A high carbon tax could erode up to 60% of Asia’s total refining earnings by 2027, Wood Mackenzie said at the Global Energy Summit Focus Week.

According to Wood Mackenzie’s Emissions Benchmarking Tool, the refining industry accounts for only about 3% of global energy sector emissions, which refers to Scope 1 and 2 emissions from process operations required to convert crude oil into refined products within the refinery.

Asia – largest contributor to refinery emissions globally

Wood Mackenzie research director Sushant Gupta said: “Asia is the largest contributor to refinery emissions globally.”

“The energy transition will manifest itself in three main challenges for refiners,” Gupta said.

“Firstly, reduced market size for refined products which leads to poor refinery margins and refinery closures.”

The second challenge will be a reduction in demand for transport fuel, which accounts for more than 50% of refinery production.

“And lastly, a possibility of a high carbon tax on refining industry as part of broader decarbonisation efforts.”

“While a carbon tax might sound like a good idea, the reality is that a global uniform carbon tax or policy is unlikely, which will make it difficult for refiners to pass on the costs of carbon to its customers. The inability to pass through carbon costs could have material impact on refinery margins.”

Impact on refining margins

At US$30 per tonne (t) carbon price, Gupta said Wood Mackenzie estimates the average impact on refining margins would be US$0.55 per barrel of oil equivalent (bbl).

“This rises to US$2.10/bbl at $100/t of carbon price.”

“For 2027, we estimate that 60% of Asia’s total refinery earnings could be wiped off in a US$100/t carbon price scenario.”

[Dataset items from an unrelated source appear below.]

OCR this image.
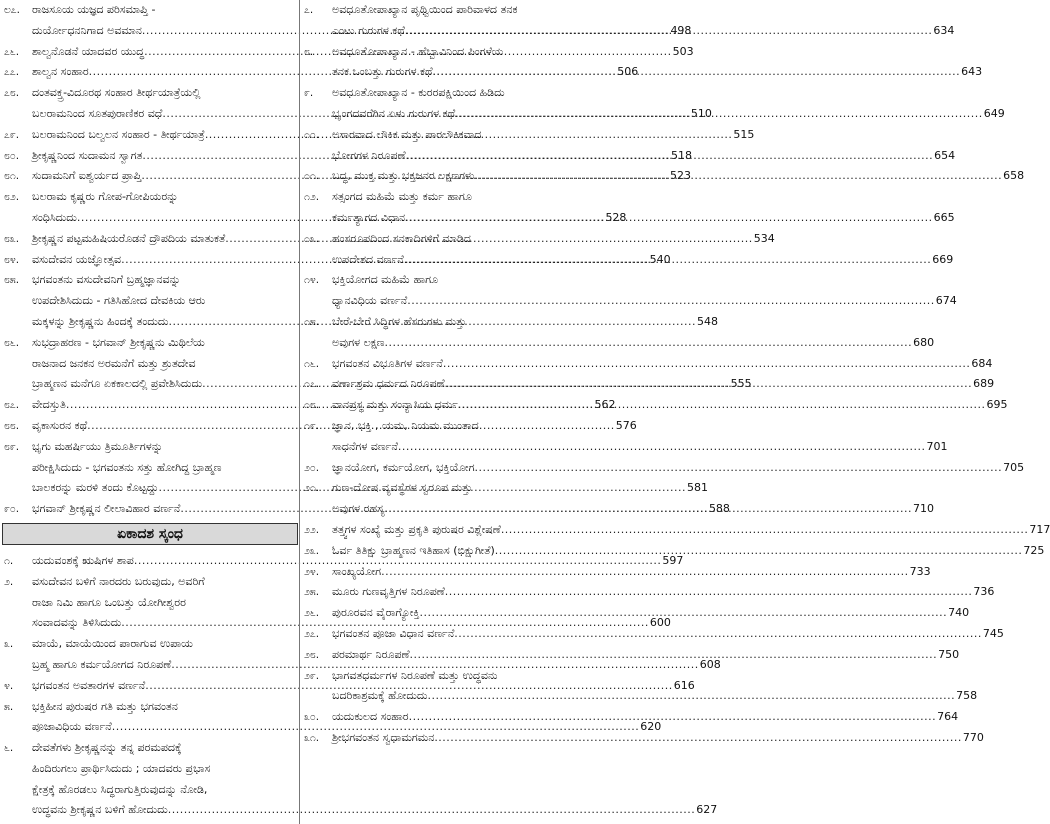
ಲ೭.	ರಾಜಸೂಯ ಯಜ್ಞದ ಪರಿಸಮಾಪ್ತಿ -
ದುರ್ಯೋಧನನಿಗಾದ ಅವಮಾನ .....	498
೭೬.	ಶಾಲ್ವನೊಡನೆ ಯಾದವರ ಯುದ್ಧ .....	503
೭೭.	ಶಾಲ್ವನ ಸಂಹಾರ .....	506
೭೮.	ದಂತವಕ್ತ್ರ-ವಿದೂರಥ ಸಂಹಾರ ತೀರ್ಥಯಾತ್ರೆಯಲ್ಲಿ
ಬಲರಾಮನಿಂದ ಸೂತಪುರಾಣಿಕರ ವಧೆ .....	510
೭೯.	ಬಲರಾಮನಿಂದ ಬಲ್ವಲನ ಸಂಹಾರ - ತೀರ್ಥಯಾತ್ರೆ .....	515
೮೦.	ಶ್ರೀಕೃಷ್ಣನಿಂದ ಸುದಾಮನ ಸ್ವಾಗತ .....	518
೮೧.	ಸುದಾಮನಿಗೆ ಐಶ್ವರ್ಯದ ಪ್ರಾಪ್ತಿ .....	523
೮೨.	ಬಲರಾಮ ಕೃಷ್ಣರು ಗೋಪ-ಗೋಪಿಯರನ್ನು
ಸಂಧಿಸಿದುದು .....	528
೮೩.	ಶ್ರೀಕೃಷ್ಣನ ಪಟ್ಟಮಹಿಷಿಯರೊಡನೆ ದ್ರೌಪದಿಯ ಮಾತುಕತೆ .....	534
೮೪.	ವಸುದೇವನ ಯಜ್ಞೋತ್ಸವ .....	540
೮೫.	ಭಗವಂತನು ವಸುದೇವನಿಗೆ ಬ್ರಹ್ಮಜ್ಞಾನವನ್ನು
ಉಪದೇಶಿಸಿದುದು - ಗತಿಸಿಹೋದ ದೇವಕಿಯ ಆರು
ಮಕ್ಕಳನ್ನು ಶ್ರೀಕೃಷ್ಣನು ಹಿಂದಕ್ಕೆ ತಂದುದು .....	548
೮೬.	ಸುಭದ್ರಾಹರಣ - ಭಗವಾನ್ ಶ್ರೀಕೃಷ್ಣನು ಮಿಥಿಲೆಯ
ರಾಜನಾದ ಜನಕನ ಅರಮನೆಗೆ ಮತ್ತು ಶ್ರುತದೇವ
ಬ್ರಾಹ್ಮಣನ ಮನೆಗೂ ಏಕಕಾಲದಲ್ಲಿ ಪ್ರವೇಶಿಸಿದುದು .....	555
೮೭.	ವೇದಸ್ತುತಿ .....	562
೮೮.	ವೃಕಾಸುರನ ಕಥೆ .....	576
೮೯.	ಭೃಗು ಮಹರ್ಷಿಯು ತ್ರಿಮೂರ್ತಿಗಳನ್ನು
ಪರೀಕ್ಷಿಸಿದುದು - ಭಗವಂತನು ಸತ್ತು ಹೋಗಿದ್ದ ಬ್ರಾಹ್ಮಣ
ಬಾಲಕರನ್ನು ಮರಳಿ ತಂದು ಕೊಟ್ಟದ್ದು .....	581
೯೦.	ಭಗವಾನ್ ಶ್ರೀಕೃಷ್ಣನ ಲೀಲಾವಿಹಾರ ವರ್ಣನೆ .....	588
ಏಕಾದಶ ಸ್ಕಂಧ
೧.	ಯದುವಂಶಕ್ಕೆ ಋಷಿಗಳ ಶಾಪ .....	597
೨.	ವಸುದೇವನ ಬಳಿಗೆ ನಾರದರು ಬರುವುದು, ಅವರಿಗೆ
ರಾಜಾ ನಿಮಿ ಹಾಗೂ ಒಂಬತ್ತು ಯೋಗೀಶ್ವರರ
ಸಂವಾದವನ್ನು ತಿಳಿಸಿದುದು .....	600
೩.	ಮಾಯೆ, ಮಾಯೆಯಿಂದ ಪಾರಾಗುವ ಉಪಾಯ
ಬ್ರಹ್ಮ ಹಾಗೂ ಕರ್ಮಯೋಗದ ನಿರೂಪಣೆ .....	608
೪.	ಭಗವಂತನ ಅವತಾರಗಳ ವರ್ಣನೆ .....	616
೫.	ಭಕ್ತಿಹೀನ ಪುರುಷರ ಗತಿ ಮತ್ತು ಭಗವಂತನ
ಪೂಜಾವಿಧಿಯ ವರ್ಣನೆ .....	620
೬.	ದೇವತೆಗಳು ಶ್ರೀಕೃಷ್ಣನನ್ನು ತನ್ನ ಪರಮಪದಕ್ಕೆ
ಹಿಂದಿರುಗಲು ಪ್ರಾರ್ಥಿಸಿದುದು ; ಯಾದವರು ಪ್ರಭಾಸ
ಕ್ಷೇತ್ರಕ್ಕೆ ಹೊರಡಲು ಸಿದ್ಧರಾಗುತ್ತಿರುವುದನ್ನು ನೋಡಿ,
ಉದ್ಧವನು ಶ್ರೀಕೃಷ್ಣನ ಬಳಿಗೆ ಹೋದುದು .....	627
೭.	ಅವಧೂತೋಪಾಖ್ಯಾನ ಪೃಥ್ವಿಯಿಂದ ಪಾರಿವಾಳದ ತನಕ
ಎಂಟು ಗುರುಗಳ ಕಥೆ .....	634
೮.	ಅವಧೂತೋಪಾಖ್ಯಾನ - ಹೆಬ್ಬಾವಿನಿಂದ ಪಿಂಗಳೆಯ
ತನಕ ಒಂಬತ್ತು ಗುರುಗಳ ಕಥೆ .....	643
೯.	ಅವಧೂತೋಪಾಖ್ಯಾನ - ಕುರರಪಕ್ಷಿಯಿಂದ ಹಿಡಿದು
ಭೃಂಗದವರೆಗಿನ ಏಳು ಗುರುಗಳ ಕಥೆ .....	649
೧೦.	ಅಸಾರವಾದ ಲೌಕಿಕ ಮತ್ತು ಪಾರಲೌಕಿಕವಾದ
ಭೋಗಗಳ ನಿರೂಪಣೆ .....	654
೧೧.	ಬದ್ಧ, ಮುಕ್ತ ಮತ್ತು ಭಕ್ತಜನರ ಲಕ್ಷಣಗಳು .....	658
೧೨.	ಸತ್ಸಂಗದ ಮಹಿಮೆ ಮತ್ತು ಕರ್ಮ ಹಾಗೂ
ಕರ್ಮತ್ಯಾಗದ ವಿಧಾನ .....	665
೧೩.	ಹಂಸರೂಪದಿಂದ ಸನಕಾದಿಗಳಿಗೆ ಮಾಡಿದ
ಉಪದೇಶದ ವರ್ಣನೆ .....	669
೧೪.	ಭಕ್ತಿಯೋಗದ ಮಹಿಮೆ ಹಾಗೂ
ಧ್ಯಾನವಿಧಿಯ ವರ್ಣನೆ .....	674
೧೫.	ಬೇರೆ-ಬೇರೆ ಸಿದ್ಧಿಗಳ ಹೆಸರುಗಳು ಮತ್ತು
ಅವುಗಳ ಲಕ್ಷಣ .....	680
೧೬.	ಭಗವಂತನ ವಿಭೂತಿಗಳ ವರ್ಣನೆ .....	684
೧೭.	ವರ್ಣಾಶ್ರಮ ಧರ್ಮದ ನಿರೂಪಣೆ .....	689
೧೮.	ವಾನಪ್ರಸ್ಥ ಮತ್ತು ಸಂನ್ಯಾಸಿಯ ಧರ್ಮ .....	695
೧೯.	ಜ್ಞಾನ, ಭಕ್ತಿ , ಯಮ, ನಿಯಮ ಮುಂತಾದ
ಸಾಧನೆಗಳ ವರ್ಣನೆ .....	701
೨೦.	ಜ್ಞಾನಯೋಗ, ಕರ್ಮಯೋಗ, ಭಕ್ತಿಯೋಗ .....	705
೨೧.	ಗುಣ-ದೋಷ ವ್ಯವಸ್ಥೆಗಳ ಸ್ವರೂಪ ಮತ್ತು
ಅವುಗಳ ರಹಸ್ಯ .....	710
೨೨.	ತತ್ತ್ವಗಳ ಸಂಖ್ಯೆ ಮತ್ತು ಪ್ರಕೃತಿ ಪುರುಷರ ವಿಶ್ಲೇಷಣೆ .....	717
೨೩.	ಓರ್ವ ತಿತಿಕ್ಷು ಬ್ರಾಹ್ಮಣನ ಇತಿಹಾಸ (ಭಿಕ್ಷುಗೀತೆ) .....	725
೨೪.	ಸಾಂಖ್ಯಯೋಗ .....	733
೨೫.	ಮೂರು ಗುಣವೃತ್ತಿಗಳ ನಿರೂಪಣೆ .....	736
೨೬.	ಪುರೂರವನ ವೈರಾಗ್ಯೋಕ್ತಿ .....	740
೨೭.	ಭಗವಂತನ ಪೂಜಾ ವಿಧಾನ ವರ್ಣನೆ .....	745
೨೮.	ಪರಮಾರ್ಥ ನಿರೂಪಣೆ .....	750
೨೯.	ಭಾಗವತಧರ್ಮಗಳ ನಿರೂಪಣೆ ಮತ್ತು ಉದ್ಧವನು
ಬದರಿಕಾಶ್ರಮಕ್ಕೆ ಹೋದುದು .....	758
೩೦.	ಯದುಕುಲದ ಸಂಹಾರ .....	764
೩೧.	ಶ್ರೀಭಗವಂತನ ಸ್ವಧಾಮಗಮನ .....	770
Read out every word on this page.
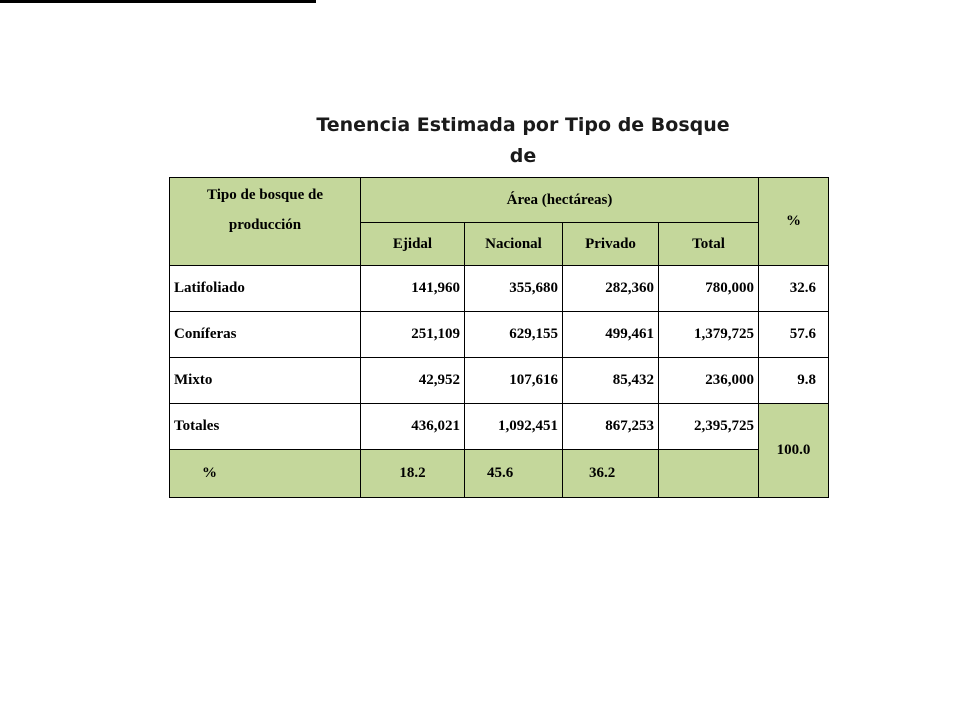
Tenencia Estimada por Tipo de Bosque de
Tipo de bosque de producción	Área (hectáreas)				%
	Ejidal	Nacional	Privado	Total	
Latifoliado	141,960	355,680	282,360	780,000	32.6
Coníferas	251,109	629,155	499,461	1,379,725	57.6
Mixto	42,952	107,616	85,432	236,000	9.8
Totales	436,021	1,092,451	867,253	2,395,725	100.0
%	18.2	45.6	36.2		
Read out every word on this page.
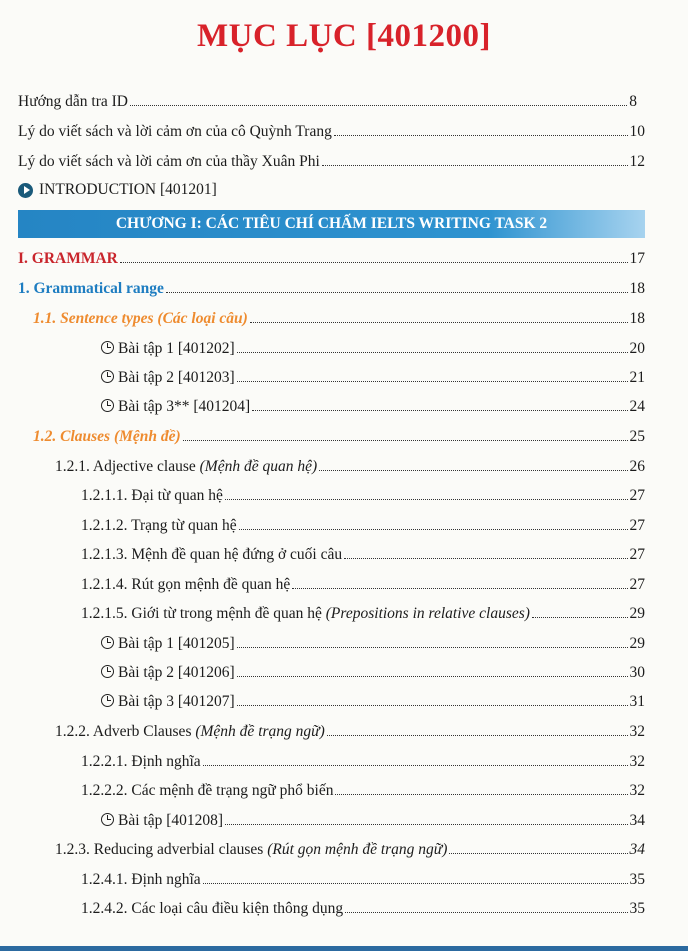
MỤC LỤC [401200]
Hướng dẫn tra ID	8
Lý do viết sách và lời cảm ơn của cô Quỳnh Trang	10
Lý do viết sách và lời cảm ơn của thầy Xuân Phi	12
INTRODUCTION [401201]
CHƯƠNG I: CÁC TIÊU CHÍ CHẤM IELTS WRITING TASK 2
I. GRAMMAR	17
1. Grammatical range	18
1.1. Sentence types (Các loại câu)	18
Bài tập 1 [401202]	20
Bài tập 2 [401203]	21
Bài tập 3** [401204]	24
1.2. Clauses (Mệnh đề)	25
1.2.1. Adjective clause (Mệnh đề quan hệ)	26
1.2.1.1. Đại từ quan hệ	27
1.2.1.2. Trạng từ quan hệ	27
1.2.1.3. Mệnh đề quan hệ đứng ở cuối câu	27
1.2.1.4. Rút gọn mệnh đề quan hệ	27
1.2.1.5. Giới từ trong mệnh đề quan hệ (Prepositions in relative clauses)	29
Bài tập 1 [401205]	29
Bài tập 2 [401206]	30
Bài tập 3 [401207]	31
1.2.2. Adverb Clauses (Mệnh đề trạng ngữ)	32
1.2.2.1. Định nghĩa	32
1.2.2.2. Các mệnh đề trạng ngữ phổ biến	32
Bài tập [401208]	34
1.2.3. Reducing adverbial clauses (Rút gọn mệnh đề trạng ngữ)	34
1.2.4.1. Định nghĩa	35
1.2.4.2. Các loại câu điều kiện thông dụng	35
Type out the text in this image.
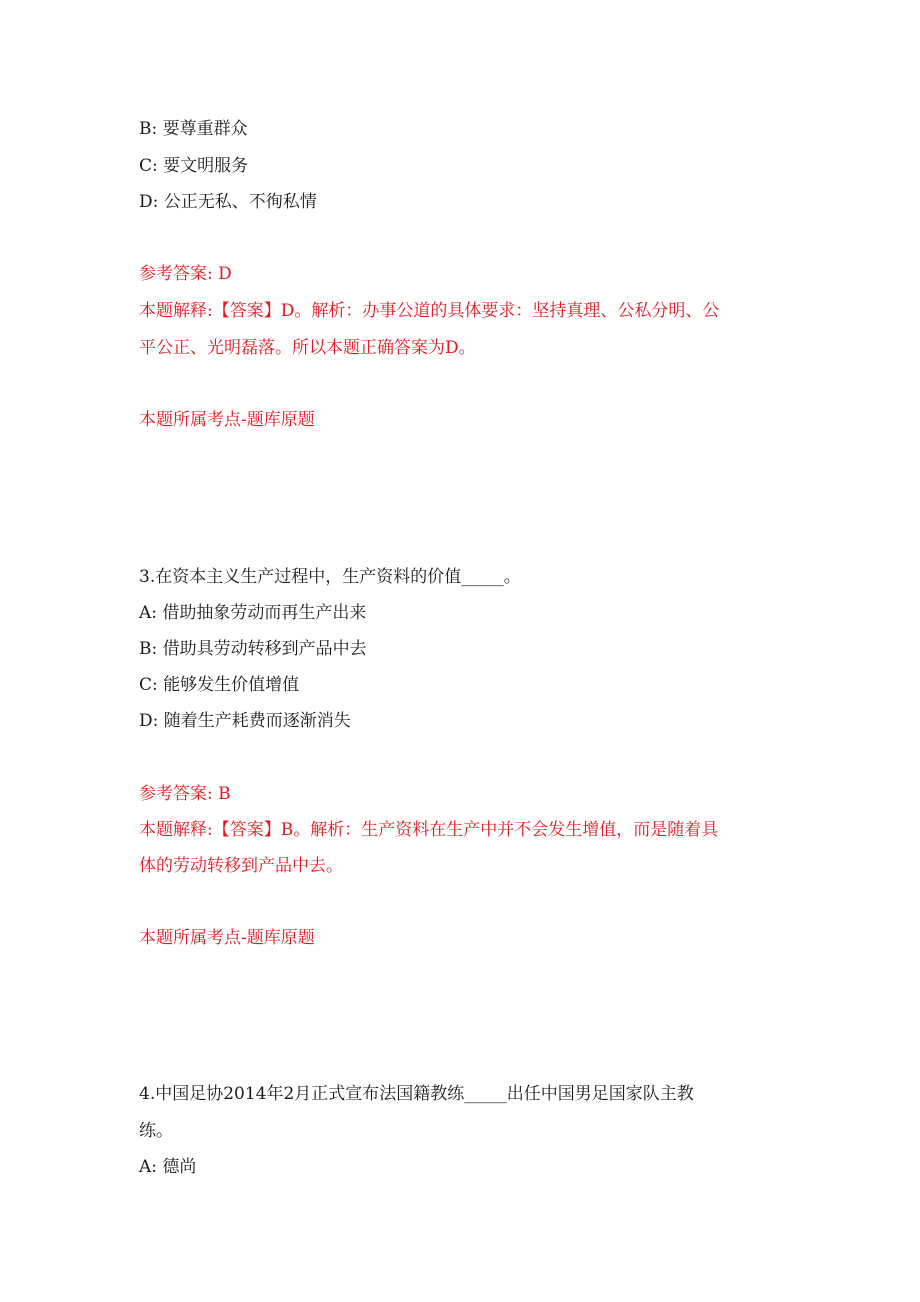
B: 要尊重群众
C: 要文明服务
D: 公正无私、不徇私情
参考答案: D
本题解释:【答案】D。解析：办事公道的具体要求：坚持真理、公私分明、公
平公正、光明磊落。所以本题正确答案为D。
本题所属考点-题库原题
3.在资本主义生产过程中，生产资料的价值_____。
A: 借助抽象劳动而再生产出来
B: 借助具劳动转移到产品中去
C: 能够发生价值增值
D: 随着生产耗费而逐渐消失
参考答案: B
本题解释:【答案】B。解析：生产资料在生产中并不会发生增值，而是随着具
体的劳动转移到产品中去。
本题所属考点-题库原题
4.中国足协2014年2月正式宣布法国籍教练_____出任中国男足国家队主教
练。
A: 德尚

Responses to decarbonising the refining sector

Some early responses in the short term to decarbonising the refining sector include process optimisation such as improving furnace efficiency, low temperature waste heat recovery and fluid catalytic cracking (FCC) unit optimisation.

The industry could also consider switching combustion fuel from fuel oil or coke to cleaner fuels such as natural gas or green hydrogen, Wood Mackenzie said.

A switch from burning fuel oil to natural gas can reduce emissions by up to 30% and a switch to cleaner feedstocks could also be an option.

Gupta said: “As every refinery is unique, there is no silver bullet. Refiners must start with identifying sources of their emissions and work out most cost-effective ways to reduce their carbon footprint.”

“There will not be a blanket solution for the refining industry but a combination of solutions to solve this complex refining decarbonisation problem.”

For deeper decarbonisation, Wood Mackenzie said refiners will have to consider low carbon technologies such as electric heating, carbon capture and storage on FCCs, hydrogen and gasifier units and biomass gasification.

They will also have to consider the use of renewable power and green hydrogen.

GEV begins HyEnergy Export feasibility study

Global energy Ventures Ltd (ASX:GEV) has started the HyEnergy Export feasibility study on Province Resources’ (ASX:PRL) HyEnergy Zero Carbon Hydrogen Project with the appointment of key consultants.

The aim of the HyExport Study is to demonstrate the technical feasibility and commercial advantages of GEV’s compressed hydrogen shipping solution, and is targeted for completion in the 2022 June quarter.

GEV managing director and CEO Mrain Carolan said: “GEV is delighted to appoint a group of leading consultants with the specialist experience to assist with the completion of the company’s first feasibility for hydrogen export using our proprietary marine supply chain.

“The HyEnergy Project is being positioned to be the first export project of green hydrogen from a greenfield site in Western Australia.”

Key consultants engaged to conduct the feasibility study include:

  • WSP – one of the world’s leading engineering professional services consulting firms in Australia and New Zealand as the project lead, responsible for the overarching technical and commercial assessment;
  • ERM – a sustainability business for environmental management with a focus on defining risks, constraints, and the path to approvals; and
  • Oropesa – a maritime consultancy for the offshore for environmental management with a focus on defining risks, constraints, and the path to approvals.

The scope of the HyExport Study will include the integration of the HyEnergy Project’s proposed green hydrogen production facility with an onshore compression facility and offshore mooring and loading system, as well as the operation of a fleet of compressed hydrogen ships for marine transport to nominated markets in the Asia Pacific region.

The basis of design will be directed by the initial findings of the HyEnergy Project’s ongoing Feasibility Study.